John Carrington

Personne — Missionnaire baptiste, linguiste, expert du langage tambouriné

Le missionnaire qui apprit à parler avec les tambours

« Carrington était le premier Européen à apprendre une langue de tambour. Il parlait si couramment le lokele qu’un Africain dit de lui : « Il n’est pas vraiment Européen. » »

Wikipédia, John F. Carrington

Fiche d’identité

  • Naissance : 21 mars 1914, Rushden (Northamptonshire, Angleterre)
  • Mort : 24 décembre 1985, Salisbury (Angleterre)
  • Fonction : missionnaire baptiste (Baptist Missionary Society)
  • Période au Congo : 1938 – 1977
  • Postes : école de Yakusu ; Institut Grenfell de Yalemba ; Université nationale de Kisangani
  • Distinction : médaille d’or de la Royal African Society (1968) ; Chevalier de l’Ordre national du Léopard

Un Anglais chez les Lokele

Fils d’un instituteur, John F. Carrington naît en 1914 dans le Northamptonshire.
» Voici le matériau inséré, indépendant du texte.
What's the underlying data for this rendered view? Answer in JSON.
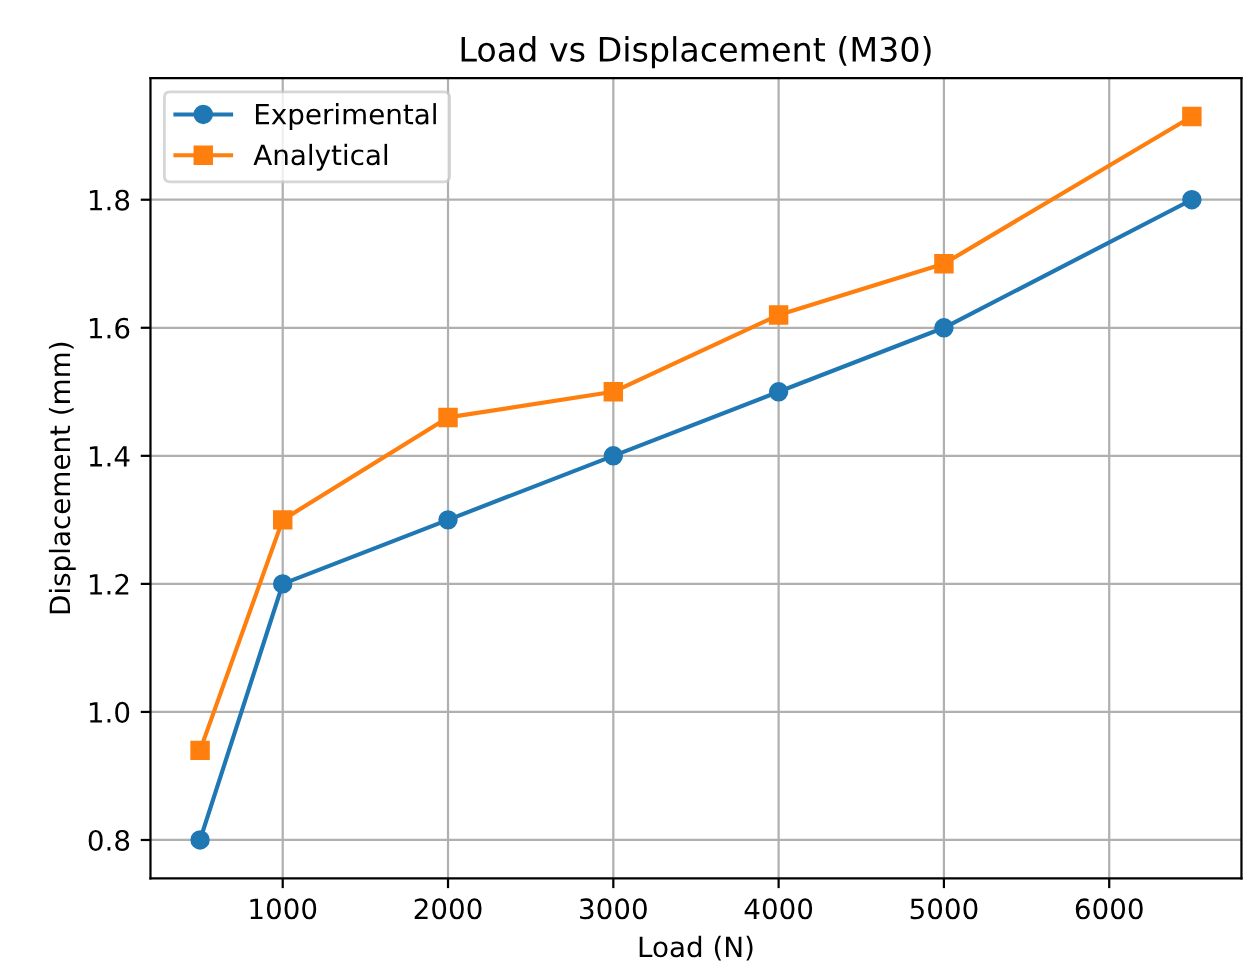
{
  "chart_data": {
    "type": "line",
    "title": "Load vs Displacement (M30)",
    "xlabel": "Load (N)",
    "ylabel": "Displacement (mm)",
    "x": [
      500,
      1000,
      2000,
      3000,
      4000,
      5000,
      6500
    ],
    "series": [
      {
        "name": "Experimental",
        "color": "#1f77b4",
        "marker": "circle",
        "values": [
          0.8,
          1.2,
          1.3,
          1.4,
          1.5,
          1.6,
          1.8
        ]
      },
      {
        "name": "Analytical",
        "color": "#ff7f0e",
        "marker": "square",
        "values": [
          0.94,
          1.3,
          1.46,
          1.5,
          1.62,
          1.7,
          1.93
        ]
      }
    ],
    "xlim": [
      200,
      6800
    ],
    "xticks": [
      1000,
      2000,
      3000,
      4000,
      5000,
      6000
    ],
    "ylim": [
      0.74,
      1.99
    ],
    "yticks": [
      0.8,
      {
        "value": 1,
        "label": "1.0"
      },
      1.2,
      1.4,
      1.6,
      1.8
    ],
    "grid": true,
    "legend": "top left",
    "line_style": "solid"
  }
}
Brillant étudiant en botanique, il se sent appelé à la mission et rejoint la Baptist Missionary Society. En 1938, il débarque à Yakusu, sur le fleuve Congo, pour diriger l’école primaire des garçons. C’est là, très vite, que sa vie bascule.

La révélation du tambour

À son arrivée, il est frappé par un mystère : sans téléphone ni télégraphe, tout le monde savait exactement quand il allait arriver dans un village. La réponse lui est donnée par un maître tambourinaire tatoué, Lifindiki Tuaytolo (« le Forgeron Querelleur ») : les Lokele communiquaient par tambours à fente.

Le tambour du matin à Yakusu battait : « Lavez-vous les pieds, lavez-vous les jambes, lavez-vous le visage, lavez ! » — et Carrington décida d’apprendre cette langue.

Le premier Européen à parler tambour

Carrington devient le premier Européen à maîtriser une langue de tambour. Le principe : le tambour à fente imite les tons de la langue kele (haut/bas). Pour lever l’ambiguïté des homonymes, les batteurs utilisent des métaphores poétiques.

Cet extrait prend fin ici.